Und da kommen die Charaktere ins Spiel, denn sie spielen ein „Sphärenkind“, das mit besonderen Kräften ausgestattet ist, um die Feinde der Sphären aufzuhalten. Hierbei gibt es theoretisch unendlich viele Welten und Galaxien, in denen gespielt werden kann. Bisher gibt es zwei offizielle Sphären, aber weitere sind in Arbeit, und den Spielleitern ist es natürlich vorbehalten, nach Belieben eigene Sphären zu kreieren.
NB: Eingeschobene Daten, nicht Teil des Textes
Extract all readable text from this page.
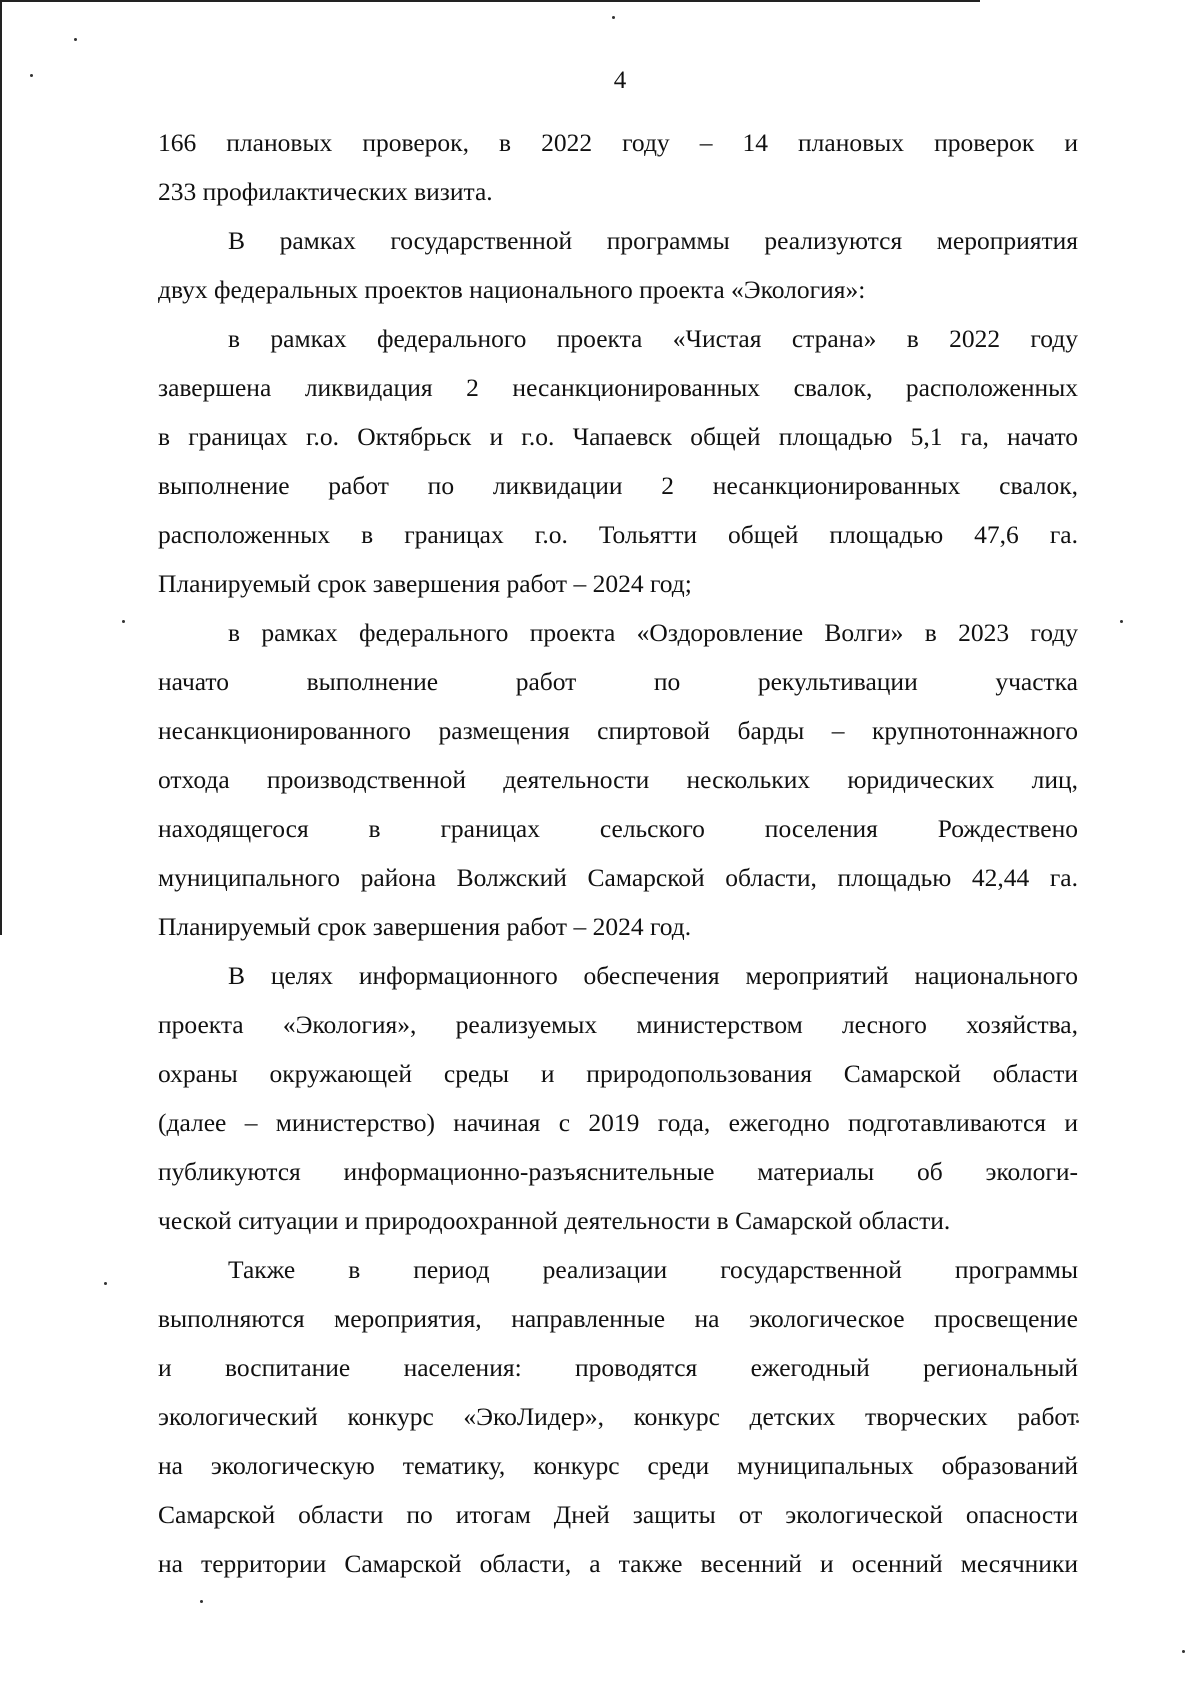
4
166 плановых проверок, в 2022 году – 14 плановых проверок и
233 профилактических визита.
В рамках государственной программы реализуются мероприятия
двух федеральных проектов национального проекта «Экология»:
в рамках федерального проекта «Чистая страна» в 2022 году
завершена ликвидация 2 несанкционированных свалок, расположенных
в границах г.о. Октябрьск и г.о. Чапаевск общей площадью 5,1 га, начато
выполнение работ по ликвидации 2 несанкционированных свалок,
расположенных в границах г.о. Тольятти общей площадью 47,6 га.
Планируемый срок завершения работ – 2024 год;
в рамках федерального проекта «Оздоровление Волги» в 2023 году
начато выполнение работ по рекультивации участка
несанкционированного размещения спиртовой барды – крупнотоннажного
отхода производственной деятельности нескольких юридических лиц,
находящегося в границах сельского поселения Рождествено
муниципального района Волжский Самарской области, площадью 42,44 га.
Планируемый срок завершения работ – 2024 год.
В целях информационного обеспечения мероприятий национального
проекта «Экология», реализуемых министерством лесного хозяйства,
охраны окружающей среды и природопользования Самарской области
(далее – министерство) начиная с 2019 года, ежегодно подготавливаются и
публикуются информационно-разъяснительные материалы об экологи-
ческой ситуации и природоохранной деятельности в Самарской области.
Также в период реализации государственной программы
выполняются мероприятия, направленные на экологическое просвещение
и воспитание населения: проводятся ежегодный региональный
экологический конкурс «ЭкоЛидер», конкурс детских творческих работ
на экологическую тематику, конкурс среди муниципальных образований
Самарской области по итогам Дней защиты от экологической опасности
на территории Самарской области, а также весенний и осенний месячники
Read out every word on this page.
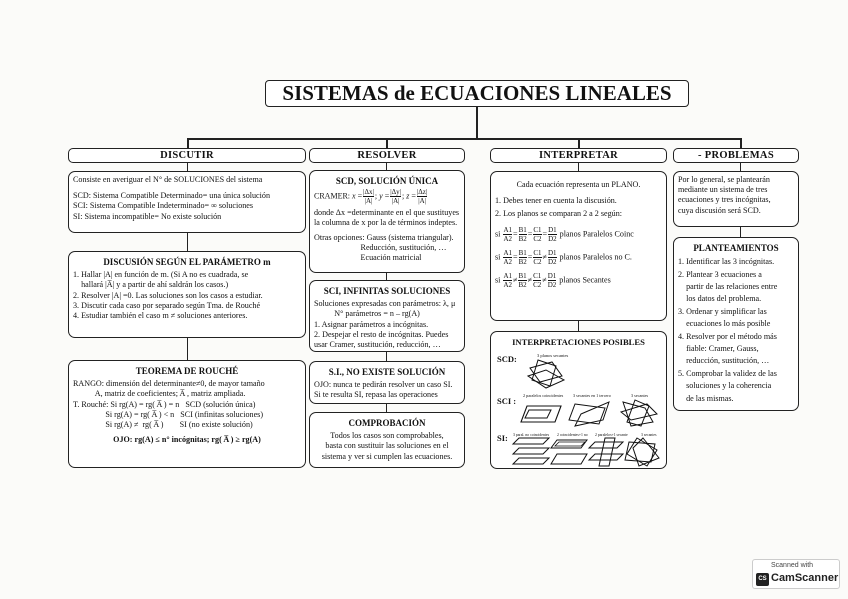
SISTEMAS de ECUACIONES LINEALES
DISCUTIR	RESOLVER	INTERPRETAR	- PROBLEMAS

Consiste en averiguar el N° de SOLUCIONES del sistema

SCD: Sistema Compatible Determinado= una única solución

SCI: Sistema Compatible Indeterminado= ∞ soluciones

SI: Sistema incompatible= No existe solución

DISCUSIÓN SEGÚN EL PARÁMETRO m

1. Hallar |A| en función de m. (Si A no es cuadrada, se

hallará |A̅| y a partir de ahí saldrán los casos.)

2. Resolver |A| =0. Las soluciones son los casos a estudiar.

3. Discutir cada caso por separado según Tma. de Rouché

4. Estudiar también el caso m ≠ soluciones anteriores.

TEOREMA DE ROUCHÉ

RANGO: dimensión del determinante≠0, de mayor tamaño

A, matriz de coeficientes; A̅ , matriz ampliada.

T. Rouché: Si rg(A) = rg( A̅ ) = n   SCD (solución única)

Si rg(A) = rg( A̅ ) < n   SCI (infinitas soluciones)

Si rg(A) ≠  rg( A̅ )        SI (no existe solución)

OJO: rg(A) ≤ n° incógnitas; rg( A̅ ) ≥ rg(A)

SCD, SOLUCIÓN ÚNICA
CRAMER: $x = \frac{|\Delta x|}{|A|}$ ; $y = \frac{|\Delta y|}{|A|}$ ; $z = \frac{|\Delta z|}{|A|}$

donde Δx =determinante en el que sustituyes

la columna de x por la de términos indeptes.

Otras opciones: Gauss (sistema triangular).

Reducción, sustitución, …

Ecuación matricial

SCI, INFINITAS SOLUCIONES

Soluciones expresadas con parámetros: λ, μ

N° parámetros = n – rg(A)

1. Asignar parámetros a incógnitas.

2. Despejar el resto de incógnitas. Puedes

usar Cramer, sustitución, reducción, …

S.I., NO EXISTE SOLUCIÓN

OJO: nunca te pedirán resolver un caso SI.

Si te resulta SI, repasa las operaciones

COMPROBACIÓN

Todos los casos son comprobables,

basta con sustituir las soluciones en el

sistema y ver si cumplen las ecuaciones.

Cada ecuación representa un PLANO.

1. Debes tener en cuenta la discusión.

2. Los planos se comparan 2 a 2 según:

si $\frac{A1}{A2} = \frac{B1}{B2} = \frac{C1}{C2} = \frac{D1}{D2}$ planos Paralelos Coinc
si $\frac{A1}{A2} = \frac{B1}{B2} = \frac{C1}{C2} \ne \frac{D1}{D2}$ planos Paralelos no C.
si $\frac{A1}{A2} \ne \frac{B1}{B2} \ne \frac{C1}{C2} \ne \frac{D1}{D2}$ planos Secantes
INTERPRETACIONES POSIBLES
SCD:	3 planos secantes
SCI :
2 paralelos coincidentes 3 secantes en 1 tercero	3 secantes
SI: 3 paral. no coincidentes 2 coincidentes+1 no 2 paralelos+1 secante	3 secantes

Por lo general, se plantearán

mediante un sistema de tres

ecuaciones y tres incógnitas,

cuya discusión será SCD.

PLANTEAMIENTOS

1. Identificar las 3 incógnitas.

2. Plantear 3 ecuaciones a

partir de las relaciones entre

los datos del problema.

3. Ordenar y simplificar las

ecuaciones lo más posible

4. Resolver por el método más

fiable: Cramer, Gauss,

reducción, sustitución, …

5. Comprobar la validez de las

soluciones y la coherencia

de las mismas.

Scanned with
CS CamScanner
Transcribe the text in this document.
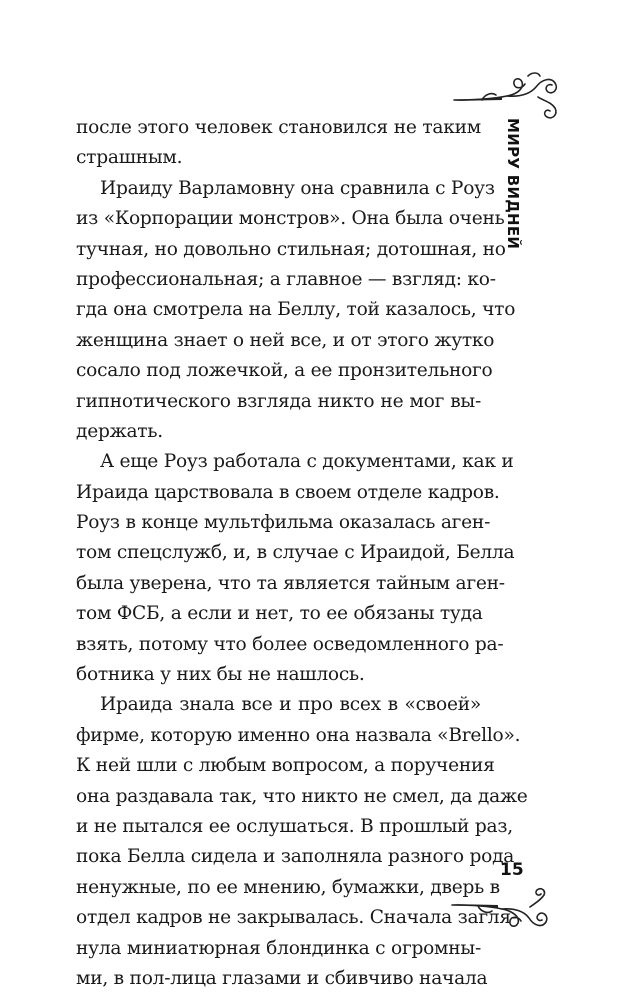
МИРУ ВИДНЕЙ
после этого человек становился не таким
страшным.
Ираиду Варламовну она сравнила с Роуз
из «Корпорации монстров». Она была очень
тучная, но довольно стильная; дотошная, но
профессиональная; а главное — взгляд: ко-
гда она смотрела на Беллу, той казалось, что
женщина знает о ней все, и от этого жутко
сосало под ложечкой, а ее пронзительного
гипнотического взгляда никто не мог вы-
держать.
А еще Роуз работала с документами, как и
Ираида царствовала в своем отделе кадров.
Роуз в конце мультфильма оказалась аген-
том спецслужб, и, в случае с Ираидой, Белла
была уверена, что та является тайным аген-
том ФСБ, а если и нет, то ее обязаны туда
взять, потому что более осведомленного ра-
ботника у них бы не нашлось.
Ираида знала все и про всех в «своей»
фирме, которую именно она назвала «Brello».
К ней шли с любым вопросом, а поручения
она раздавала так, что никто не смел, да даже
и не пытался ее ослушаться. В прошлый раз,
пока Белла сидела и заполняла разного рода
ненужные, по ее мнению, бумажки, дверь в
отдел кадров не закрывалась. Сначала загля-
нула миниатюрная блондинка с огромны-
ми, в пол-лица глазами и сбивчиво начала
15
Das Besondere an „Spherechild“ ist aber, dass man in mehreren Sphären gleichzeitig spielen kann. Jedes Sphärenkind hat in jeder anderen Sphäre einen Sphärenbruder, mit dem es kommunizieren kann. Das ist daher nötig, da das schändliche Treiben der Sembaren in einer Sphäre auch Auswirkungen auf die anderen Sphären hat. So ist es möglich, wechselweise in einer Fantasywelt und zugleich in einer hochtechnisierten Welt zu spielen. Das ist allerdings ein „Kann“ und kein „Muss“. Wer nur in einer Welt spielen möchte, kann das selbstverständlich auch tun.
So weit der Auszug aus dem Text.